What if I never have a wife. What if I never have a woman who tells me she loves me? What if I never have children, or experience being a father? What if never have anyone in my life, besides my immediate family, who ever loves me? What if I spend my life having sex, and never once make love? That would be harsh. I think I really don’t want to miss a woman, a wife, and fatherhood. I’m ok with spending time alone, in fact I need time alone, but I don’t want to be alone my whole life.

I know people who have never grown to the point that they could love someone. And I also know people who have always wanted someone to love, but never found them. And I also know peope who have married foolishly, and had the relationship blow up in their face. And I know people who have found their true loves, made homes, had children, and in the end, still not worked out, and split under bitter circumstances.

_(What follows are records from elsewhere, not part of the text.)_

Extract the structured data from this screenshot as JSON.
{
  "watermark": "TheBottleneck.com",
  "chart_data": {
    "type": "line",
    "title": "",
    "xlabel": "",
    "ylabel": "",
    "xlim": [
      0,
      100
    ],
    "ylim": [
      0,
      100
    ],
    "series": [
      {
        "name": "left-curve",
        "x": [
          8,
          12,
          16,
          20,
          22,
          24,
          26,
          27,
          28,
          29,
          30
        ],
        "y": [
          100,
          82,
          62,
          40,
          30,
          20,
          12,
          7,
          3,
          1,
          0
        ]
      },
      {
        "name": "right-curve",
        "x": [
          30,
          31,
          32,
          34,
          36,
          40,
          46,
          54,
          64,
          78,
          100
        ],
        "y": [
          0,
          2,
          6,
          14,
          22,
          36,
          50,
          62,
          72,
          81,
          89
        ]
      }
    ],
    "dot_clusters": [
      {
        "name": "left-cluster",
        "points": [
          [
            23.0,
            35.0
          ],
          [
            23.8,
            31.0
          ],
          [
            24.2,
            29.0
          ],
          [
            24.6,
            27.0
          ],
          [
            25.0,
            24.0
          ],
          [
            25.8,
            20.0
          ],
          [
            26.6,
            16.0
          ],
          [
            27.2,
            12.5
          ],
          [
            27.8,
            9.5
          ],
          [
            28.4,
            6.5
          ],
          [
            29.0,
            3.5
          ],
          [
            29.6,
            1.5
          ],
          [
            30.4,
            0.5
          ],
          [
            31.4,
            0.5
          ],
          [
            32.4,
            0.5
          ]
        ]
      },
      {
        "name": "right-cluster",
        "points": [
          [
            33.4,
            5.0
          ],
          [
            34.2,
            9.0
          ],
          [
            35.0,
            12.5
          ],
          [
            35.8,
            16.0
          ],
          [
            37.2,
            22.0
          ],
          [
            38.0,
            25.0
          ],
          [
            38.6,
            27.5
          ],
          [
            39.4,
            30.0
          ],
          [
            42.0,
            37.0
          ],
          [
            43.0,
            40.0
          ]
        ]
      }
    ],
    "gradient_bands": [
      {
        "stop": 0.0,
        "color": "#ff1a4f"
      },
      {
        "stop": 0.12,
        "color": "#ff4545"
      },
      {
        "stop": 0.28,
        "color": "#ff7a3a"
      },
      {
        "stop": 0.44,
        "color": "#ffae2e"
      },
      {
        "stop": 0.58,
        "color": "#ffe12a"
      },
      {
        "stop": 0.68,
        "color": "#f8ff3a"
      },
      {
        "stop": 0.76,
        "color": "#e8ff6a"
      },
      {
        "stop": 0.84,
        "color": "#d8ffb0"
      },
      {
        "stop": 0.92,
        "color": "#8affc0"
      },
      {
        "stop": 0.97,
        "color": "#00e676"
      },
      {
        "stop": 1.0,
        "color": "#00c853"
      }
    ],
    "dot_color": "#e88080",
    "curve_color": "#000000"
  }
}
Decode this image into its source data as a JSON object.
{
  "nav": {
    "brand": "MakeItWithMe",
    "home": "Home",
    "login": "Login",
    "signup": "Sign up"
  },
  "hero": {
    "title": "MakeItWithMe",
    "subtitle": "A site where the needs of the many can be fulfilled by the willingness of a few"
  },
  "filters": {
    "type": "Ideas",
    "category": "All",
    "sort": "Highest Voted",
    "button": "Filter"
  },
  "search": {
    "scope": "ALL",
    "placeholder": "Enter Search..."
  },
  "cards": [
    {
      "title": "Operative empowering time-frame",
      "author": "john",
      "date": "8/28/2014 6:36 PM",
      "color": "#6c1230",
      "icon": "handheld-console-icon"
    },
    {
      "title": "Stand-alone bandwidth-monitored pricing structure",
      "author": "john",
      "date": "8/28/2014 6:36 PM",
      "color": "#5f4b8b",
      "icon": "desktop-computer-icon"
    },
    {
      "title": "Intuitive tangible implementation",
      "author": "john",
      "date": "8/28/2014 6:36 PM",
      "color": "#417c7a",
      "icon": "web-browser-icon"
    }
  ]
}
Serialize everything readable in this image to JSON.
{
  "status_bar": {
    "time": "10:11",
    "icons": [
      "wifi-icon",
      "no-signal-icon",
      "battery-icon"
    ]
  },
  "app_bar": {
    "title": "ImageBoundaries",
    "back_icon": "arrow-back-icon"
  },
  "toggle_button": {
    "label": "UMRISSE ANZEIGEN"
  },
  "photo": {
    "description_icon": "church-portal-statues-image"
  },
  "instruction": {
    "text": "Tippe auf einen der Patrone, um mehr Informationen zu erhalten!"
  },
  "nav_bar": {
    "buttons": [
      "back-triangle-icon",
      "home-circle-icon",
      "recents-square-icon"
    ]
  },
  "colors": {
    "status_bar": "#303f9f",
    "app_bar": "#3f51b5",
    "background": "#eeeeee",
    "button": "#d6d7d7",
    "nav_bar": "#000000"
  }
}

I am hoping against hope that I can work through the problems that I am having right now, and that maybe this woman will be someone that I could fall in love with and spend my life loving. But honestly, every experience I’ve had says that’s a pipe dream and I need to worry about more immediate problems.

So how do you feel? Is there such a thing as true love. Does everyone have someone for them? Or are many of us just doomed to some half relationship with no love and no satisfaction? Is there a destiny of happiness, or should we look out for ourselves? And if we are destined to soulmates, what is your advise? And if we are destined to live alone, what is your advise?